I know the Internet can be a confusing place for non-technical autocrats, but come on, make up your minds, will you? So it is illegal to link to “terrorist content”, illegal to provide Internet services to terrorist persons but if you have a warning message in front of it, you’re okay? Surely you must be joking?

The anonymity of individuals reporting (possibly) illegal content must be preserved… yet their IP address must be logged to permit them to be prosecuted if it is suspected that they are reporting legal content deliberately and to permit reliable informants’ reports to be processed more quickly.

I wonder how they will pull this one of. So if I report something to them that might be illegal, I have nothing to fear because I can do so anonymously. Yet, when my report turns out to be false and they believe I knew it to be false, suddenly they have my information to prosecute me. How? Are you going to be pulling it out of a hat? Of course not, the first part is obviously bogus. If my IP address is logged and I am no longer allowed to make anonymous use of the Internet (see above), how on Earth could I have even a shred of anonymity here?

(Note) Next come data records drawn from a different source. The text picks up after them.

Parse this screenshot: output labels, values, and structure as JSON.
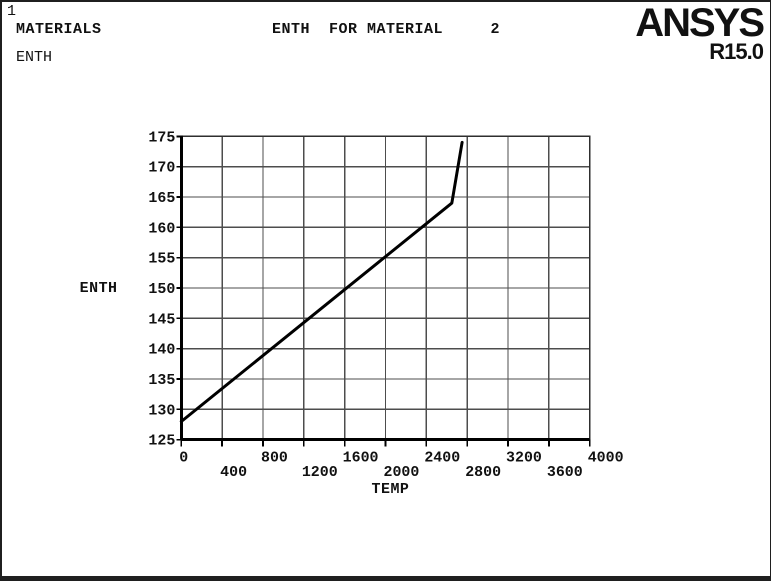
{
  "window": {
    "number": "1",
    "background_color": "#ffffff",
    "border_color": "#1f1f1f"
  },
  "header": {
    "material_list_label": "MATERIALS",
    "property_label": "ENTH",
    "title": "ENTH  FOR MATERIAL     2"
  },
  "logo": {
    "brand": "ANSYS",
    "version": "R15.0"
  },
  "chart_data": {
    "type": "line",
    "title": "ENTH FOR MATERIAL 2",
    "xlabel": "TEMP",
    "ylabel": "ENTH",
    "xlim": [
      0,
      4000
    ],
    "ylim": [
      125,
      175
    ],
    "xticks": [
      0,
      400,
      800,
      1200,
      1600,
      2000,
      2400,
      2800,
      3200,
      3600,
      4000
    ],
    "yticks": [
      125,
      130,
      135,
      140,
      145,
      150,
      155,
      160,
      165,
      170,
      175
    ],
    "x_tick_labels_staggered": true,
    "grid": true,
    "legend": "none",
    "line_color": "#000000",
    "grid_color": "#4d4d4d",
    "series": [
      {
        "name": "ENTH",
        "points": [
          [
            0,
            128
          ],
          [
            2650,
            164
          ],
          [
            2750,
            174
          ]
        ]
      }
    ]
  }
}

Companies should implement upload filters to monitor uploaded content to make sure that content that is removed – or content that is similar to what is removed – is not re-uploaded.

And pray tell, how would companies know which content is removed (from where, the entire Internet?)? Probably because they will all have to tap in to some kind of government or EU run filtering service, I suspect. There would be no other way of implementing this.

It proposes that content should not be removed in all cases but “blocked” (i.e. make inaccessible by the hosting provider – not “blocked” in the access provider sense) and, in other cases, left available online but with the domain name removed.

Why? If it is illegal, what would be the point of merely blocking it? If the powers-that-be make a mistake, it can easily be reverted? This makes no sense whatsoever.

The list above was gleaned from Clean IT – Leak shows plans for large-scale, undemocratic surveillance of all communications, an Edri.org publication. The leaked document from which the above was taken, can also be downloaded there. It should be clear from the above though, that rather than dive into the question “can we reduce the impact of the use of the Internet for terrorist purposes, without affecting our online freedom?” the Clean IT project has somehow developed a set of proposals or ideas that in my view are a lot worse than ACTA. It would literally turn the mass of the people, filtering companies and ISPs into government snitches and would give the EU unprecedented monitoring and censoring powers. It is high time that we raise the alarm and expose the Clean IT project for what it seems to be: a group of people who seem to have no regard for the rights and liberties of the European citizens.

Since EDRI published the leaked document online, the Clean IT project has posted a short message online, explaining the supposed status of the document. In the statement, they claim the following:

However EDRI suggests otherwise, a posted document on their website does not provide concrete proposal to tackle terrorism on the internet. The document is food for discussion only, and summarizes possible solutions and ideas that have to be evaluated by all partners, public and private. While taking into account that any measure taken should not affect our online freedom, the advantages and disadvantages of the possible measures will be discussed in next meetings.

The glaring textual errors in this statement, suggest that it was published rather in a hurry. What is worse though, is that they seem to admit that they have not been busy trying to answer the question whether it is possible to reduce the impact of the use of the Internet for terrorist purposes without affecting online freedom, but rather have been busy thinking up solutions. Solutions which are far, far worse than the terrorism they are supposed to help prevent. Many of these proposed solutions should never, ever have made it into this document in the first place because they are terrible ideas, as I have tried to show above. Most, if not all of the above measures do affect our online freedom, for the worst. Perhaps someone should be telling these people that “1984” is not an instruction manual?